İktidarın amigdala üzerinden korku ve kaygıyı beslediğini söyledik, peki Millet İttifak’ı ne yaptı? O da temelde korku siyaseti üzerinden belirledi konumunu. 20 senedir geleceği söylenen ama gelmeyeceği de belli olan şeriat korkusunun karşısında içki satışının serbest olduğu, İstanbul gecelerinde sabaha kadar gece kulüplerinin dolup taştığı gerçeği görülmek istenmedi. Bu korkunun bir karşılığı yoktu çünkü. Hükümetin uyguladığı baskı ve gittikçe otoriterleşen tavrı karşısında muhalif seçmende oluşan bazı duygular iyi yönetilemedi.

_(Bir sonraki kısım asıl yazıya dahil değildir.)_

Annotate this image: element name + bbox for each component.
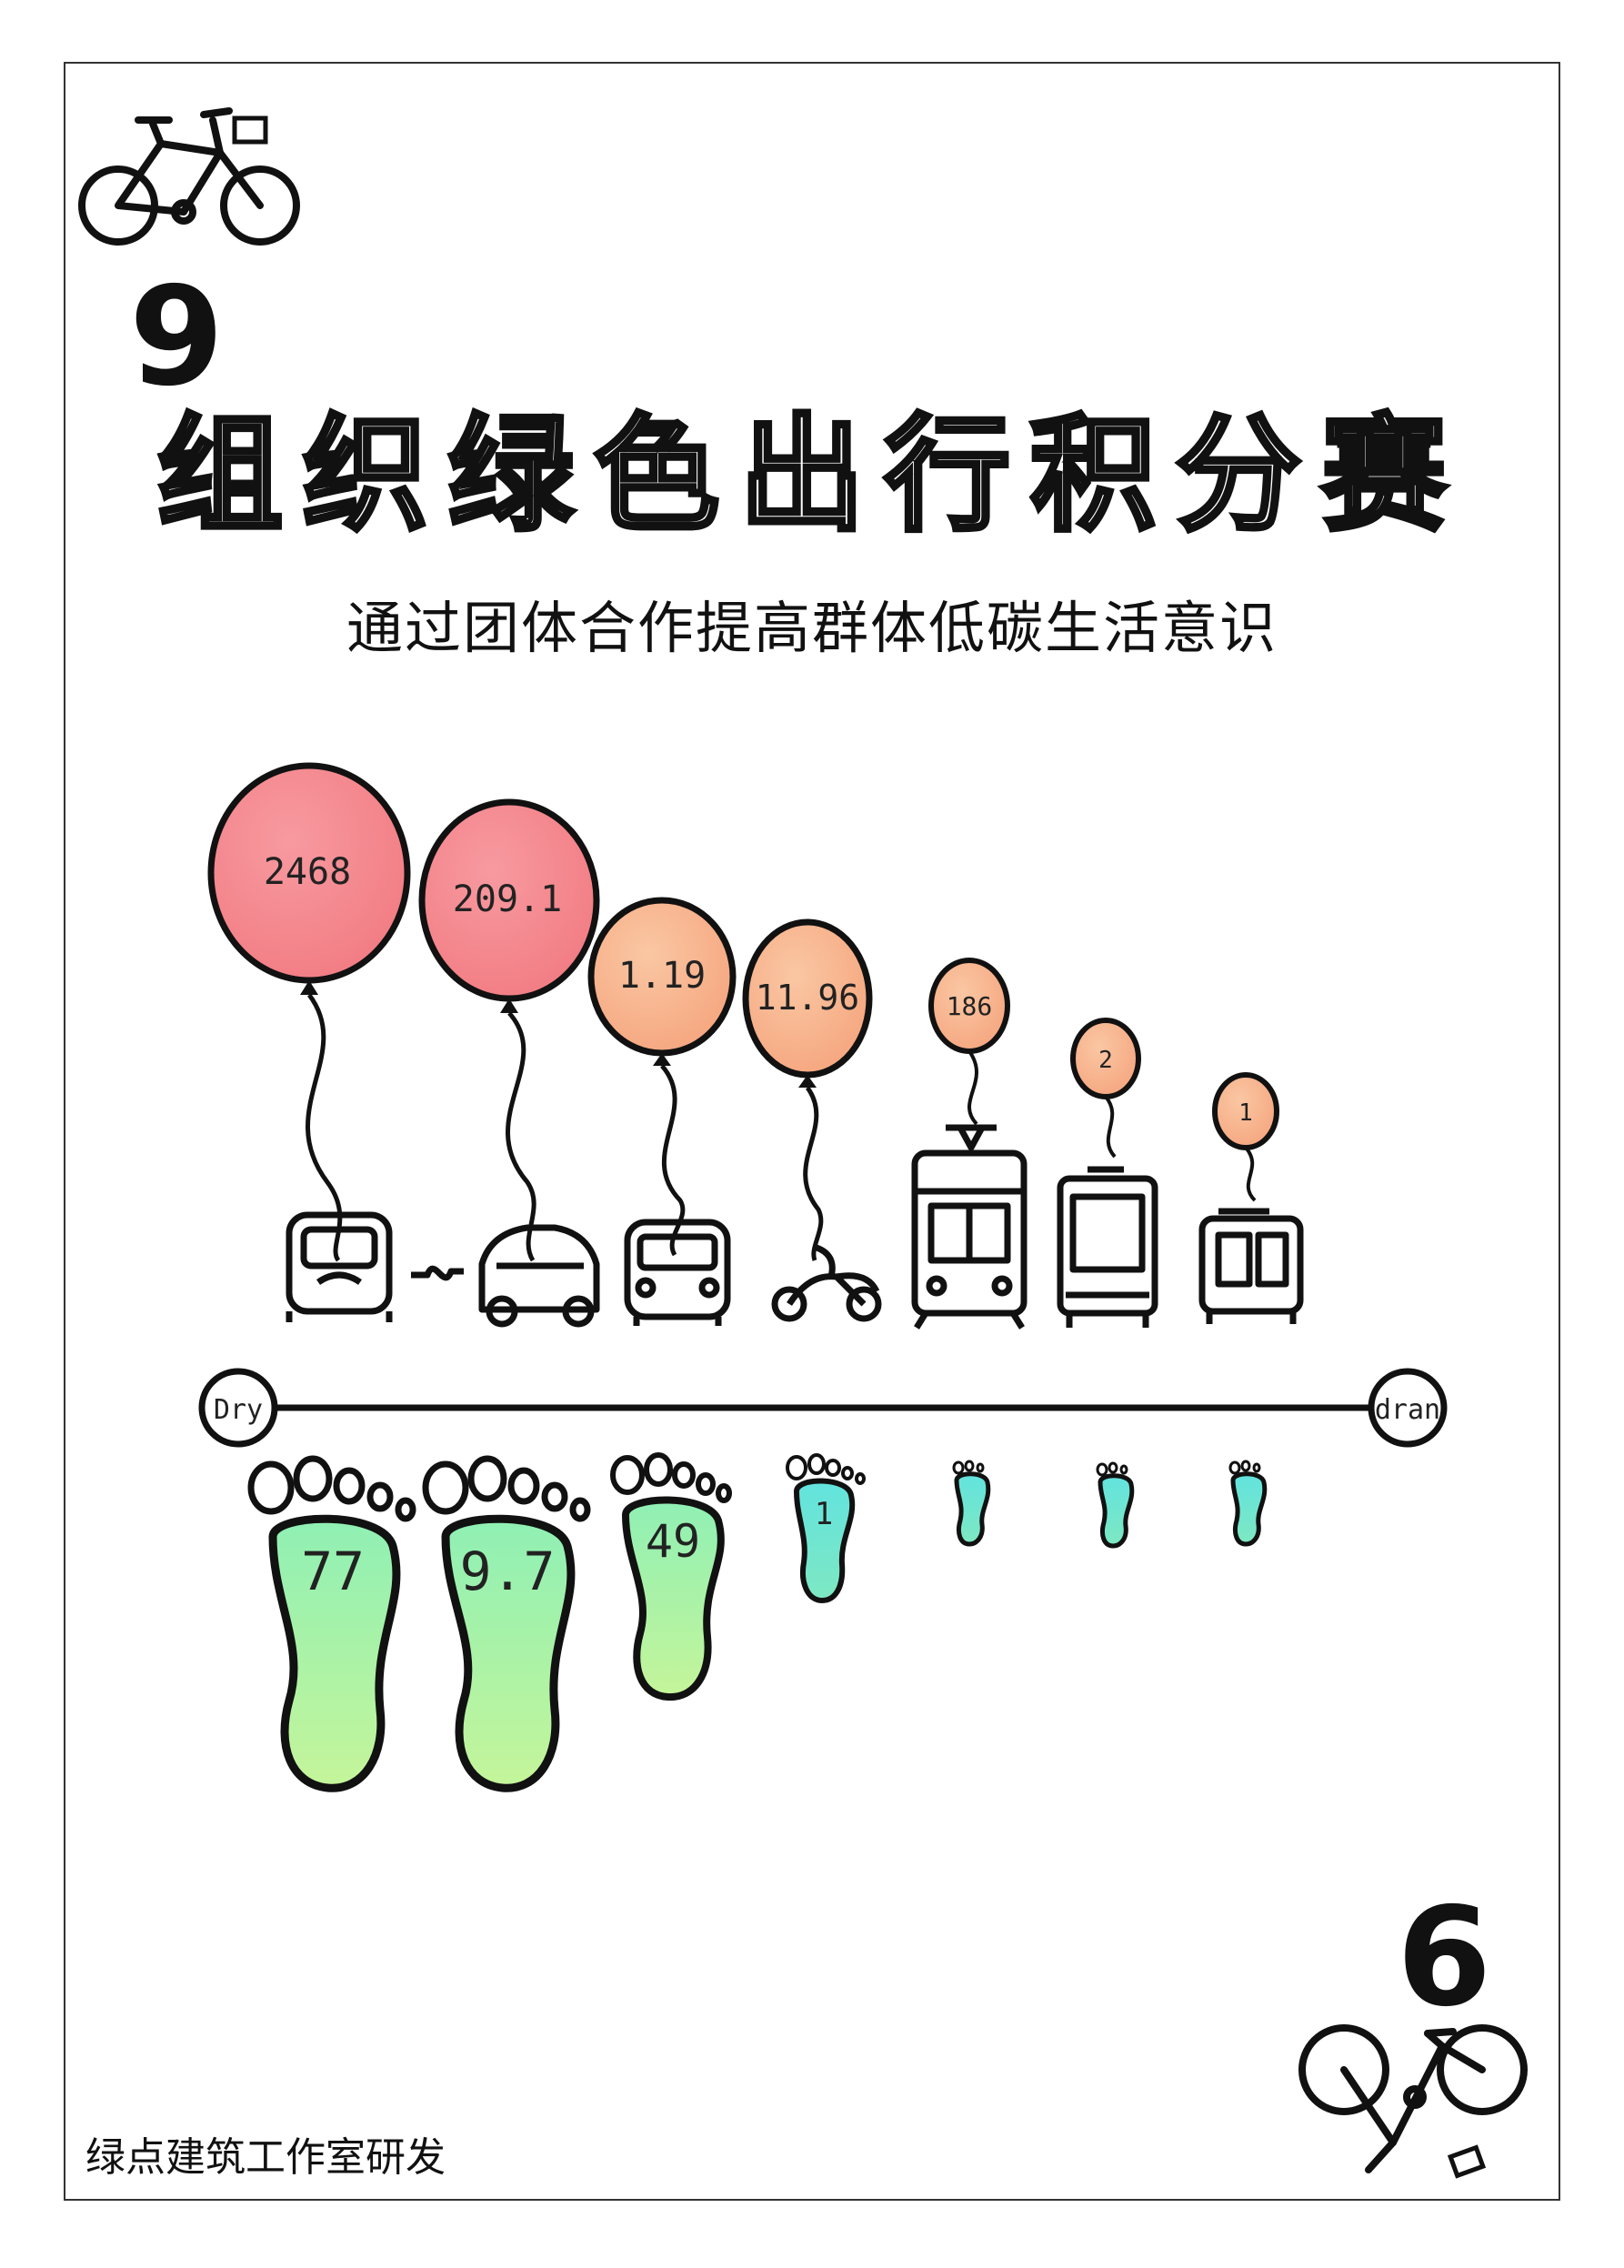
- balloon-label: 11.96: [756, 978, 859, 1018]
- balloon-label: 186: [947, 991, 993, 1021]
- card-title: 组织绿色出行积分赛: [155, 400, 1467, 551]
- balloon-4: 11.96: [742, 918, 873, 1261]
- balloon-1: 2468: [207, 762, 411, 1262]
- balloon-label: 2468: [264, 851, 351, 893]
- vehicle-1-icon: [286, 1211, 393, 1322]
- footprint-label: 9.7: [460, 1540, 556, 1602]
- card-subtitle: 通过团体合作提高群体低碳生活意识: [346, 595, 1278, 661]
- footprint-6: [1096, 1461, 1135, 1549]
- studio-credit: 绿点建筑工作室研发: [85, 2134, 446, 2181]
- balloon-label: 1: [1238, 1099, 1253, 1127]
- balloon-2: 209.1: [418, 798, 600, 1262]
- footprint-5: [952, 1460, 991, 1547]
- footprint-7: [1228, 1460, 1268, 1547]
- footprint-label: 1: [815, 1496, 833, 1532]
- footprint-label: 77: [301, 1540, 365, 1602]
- footprint-4: 1: [786, 1453, 866, 1604]
- footprint-1: 77: [247, 1455, 416, 1792]
- balloon-5: 186: [928, 958, 1010, 1126]
- timeline-end-node: [1368, 1368, 1448, 1448]
- bicycle-icon: [78, 107, 300, 246]
- balloon-label: 2: [1098, 1047, 1113, 1074]
- footprint-2: 9.7: [422, 1455, 591, 1792]
- timeline-start-node: [198, 1368, 278, 1448]
- vehicle-6-icon: [1057, 1166, 1158, 1328]
- vehicle-5-icon: [911, 1124, 1028, 1330]
- vehicle-7-icon: [1198, 1208, 1304, 1324]
- card-number-top: 9: [129, 258, 225, 416]
- timeline-start-label: Dry: [214, 1394, 263, 1426]
- footprint-label: 49: [646, 1515, 700, 1568]
- timeline-end-label: dran: [1375, 1394, 1440, 1426]
- balloon-label: 1.19: [618, 955, 706, 997]
- balloon-6: 2: [1070, 1018, 1141, 1159]
- balloon-label: 209.1: [453, 878, 562, 920]
- balloon-3: 1.19: [587, 897, 737, 1257]
- footprint-3: 49: [610, 1452, 732, 1701]
- vehicle-4-icon: [771, 1244, 882, 1322]
- balloon-7: 1: [1212, 1072, 1279, 1202]
- card-number-bottom: 6: [1397, 1879, 1492, 2037]
- vehicle-2-icon: [411, 1224, 600, 1328]
- vehicle-3-icon: [624, 1219, 731, 1326]
- bicycle-icon: [1298, 2024, 1528, 2179]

Muhalifler iktidarın ürettiği korkuya karşı umudu beslemek yerine tam da şöyle bir ruh haline girdiler. Kurban edilmişlik hissi, yansıtmada artış ve buna bağlı kötü önyargılarda artış, büyük grup kimliğine narsisistik yatırımın artması ve yetersizlik nedeniyle kayba karşı yas tutamama. Bunlar seküler kibire savrularak toplumu rasyonel biçimde okumaya engel oldu. Seküler kibir toplumda iktidar tarafından örülen ve oluşturulan ‘tarihsel düşmanlık’ karşısında ‘dehumanizasyonun’ ortaya çıkmasına neden oldu. Taraflar birbirinin rakibi değil düşmanı oldular. Ve sadece devleti yönetmesi için oy verilen siyasi partiler birdenbire insanların ‘aklını ve kalbini’ yönetecek tarikat benzeri yapılara döndüler. Ki bu noktada temel fay hattının Tayyip Erdoğan nefreti/sevgisi olduğunu düşündüğümüzde bu hattın daha ziyade ‘karizmatik lidere’ yarayacağı kesindi.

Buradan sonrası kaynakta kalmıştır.